Construction spending rose 0.2 per cent in April to a seasonally adjusted annual rate of $953.5 billion, the strongest performance since March 2009, the Commerce Department said Monday. The April increase was lower than economists had expected. But the government revised March activity higher to a 0.6 per cent gain, up from an initial estimate of a 0.2 per cent increase.
The small April improvement, combined with the strong gain in March, suggest that the construction industry is recovering from the harsh winter and will provide a boost to growth in the months ahead.
“This was mostly a good report,” IHS Global Insight economists Stephanie Karol and Patrick Newport said in an analyst note. “Core construction, the piece of the report which affects GDP, advanced 0.6 per cent, the largest gain since December.”
The April figure marked the third straight increase after the weather pushed spending down 0.4 per cent in January.
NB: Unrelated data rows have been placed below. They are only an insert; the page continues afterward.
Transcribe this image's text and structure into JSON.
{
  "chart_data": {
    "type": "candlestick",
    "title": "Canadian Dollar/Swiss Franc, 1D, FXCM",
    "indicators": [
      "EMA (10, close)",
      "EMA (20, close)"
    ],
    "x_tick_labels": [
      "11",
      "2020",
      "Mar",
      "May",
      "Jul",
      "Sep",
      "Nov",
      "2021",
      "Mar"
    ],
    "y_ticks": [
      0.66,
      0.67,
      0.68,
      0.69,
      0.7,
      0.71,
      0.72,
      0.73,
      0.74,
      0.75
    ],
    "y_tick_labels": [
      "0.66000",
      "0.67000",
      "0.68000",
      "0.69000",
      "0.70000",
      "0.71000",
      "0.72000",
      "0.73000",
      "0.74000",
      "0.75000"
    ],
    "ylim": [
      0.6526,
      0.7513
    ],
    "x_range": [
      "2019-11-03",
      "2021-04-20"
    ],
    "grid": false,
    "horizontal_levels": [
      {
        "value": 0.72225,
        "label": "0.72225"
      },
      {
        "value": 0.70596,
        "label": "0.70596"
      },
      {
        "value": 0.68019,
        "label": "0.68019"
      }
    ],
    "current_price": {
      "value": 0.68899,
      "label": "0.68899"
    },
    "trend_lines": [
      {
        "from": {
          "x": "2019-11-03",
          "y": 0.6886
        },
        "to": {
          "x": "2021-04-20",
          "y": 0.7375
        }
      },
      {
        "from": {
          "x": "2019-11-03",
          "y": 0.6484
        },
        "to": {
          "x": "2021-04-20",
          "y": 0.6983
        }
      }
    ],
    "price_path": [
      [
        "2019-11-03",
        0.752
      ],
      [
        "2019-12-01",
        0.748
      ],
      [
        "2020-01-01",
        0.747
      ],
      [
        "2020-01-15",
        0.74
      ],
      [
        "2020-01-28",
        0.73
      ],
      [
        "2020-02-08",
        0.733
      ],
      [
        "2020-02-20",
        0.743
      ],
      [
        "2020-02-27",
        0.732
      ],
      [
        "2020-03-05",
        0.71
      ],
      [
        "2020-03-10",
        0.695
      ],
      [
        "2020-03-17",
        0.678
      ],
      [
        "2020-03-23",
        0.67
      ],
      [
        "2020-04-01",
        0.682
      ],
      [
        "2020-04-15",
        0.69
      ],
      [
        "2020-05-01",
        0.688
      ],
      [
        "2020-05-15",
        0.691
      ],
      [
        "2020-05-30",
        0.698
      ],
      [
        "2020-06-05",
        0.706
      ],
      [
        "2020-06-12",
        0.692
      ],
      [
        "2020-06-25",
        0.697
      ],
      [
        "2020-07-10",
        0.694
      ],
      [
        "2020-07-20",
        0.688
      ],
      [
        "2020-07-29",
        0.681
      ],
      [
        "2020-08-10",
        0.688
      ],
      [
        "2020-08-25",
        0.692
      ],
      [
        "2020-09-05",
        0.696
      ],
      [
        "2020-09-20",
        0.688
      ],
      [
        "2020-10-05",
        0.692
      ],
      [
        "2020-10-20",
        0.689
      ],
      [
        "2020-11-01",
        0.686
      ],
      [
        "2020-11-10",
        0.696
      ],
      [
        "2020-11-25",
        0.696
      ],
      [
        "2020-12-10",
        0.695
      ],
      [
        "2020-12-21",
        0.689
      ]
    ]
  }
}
Construction activity dragged the overall economy in the first quarter when gross domestic product actually shrank.
The overall economy contracted at an annual rate of 1 per cent in the January-March quarter. Analysts estimate growth to recover to a rate of around 3.8 per cent in the April-June period. The expectation is that strong gains in hiring will help lift consumer spending. Other sectors including construction should also bounce back.
In April, residential construction edged up 0.1 per cent. It was the lowest monthly gain since an outright decline last October. However, the small increase followed strong gains over the past five months and was enough to lift spending on housing to a seasonally adjusted $378.5 billion, the highest level since March 2008.
Spending on single-family home construction was up 1.3 per cent, while spending on apartment construction rose 2.7 per cent. Only the remodeling sector, which accounts for 40 per cent of the total, posted a decline, falling 2.2 per cent.
Spending on non-residential projects fell 0.1 per cent to an annual rate of $308 billion, with weakness in the communications industry, where activity dropped 11.7 per cent. Spending on hotels, office buildings and shopping centres all showed gains.
Government construction spending rose 0.8 per cent to a rate of $267 billion. This sector has been struggling because of budget cutbacks at all levels of government. In April, spending on federal projects rose 1.9 per cent to a rate of $23.5 billion. Spending on state and local projects was up 0.7 per cent to $243.5 billion.
Total construction spending is 8.6 per cent higher than a year ago, led by a 17.2 per cent increase in housing construction. Non-residential construction is up by 5.6 per cent from a year ago, while government projects are just 1.2 per cent higher.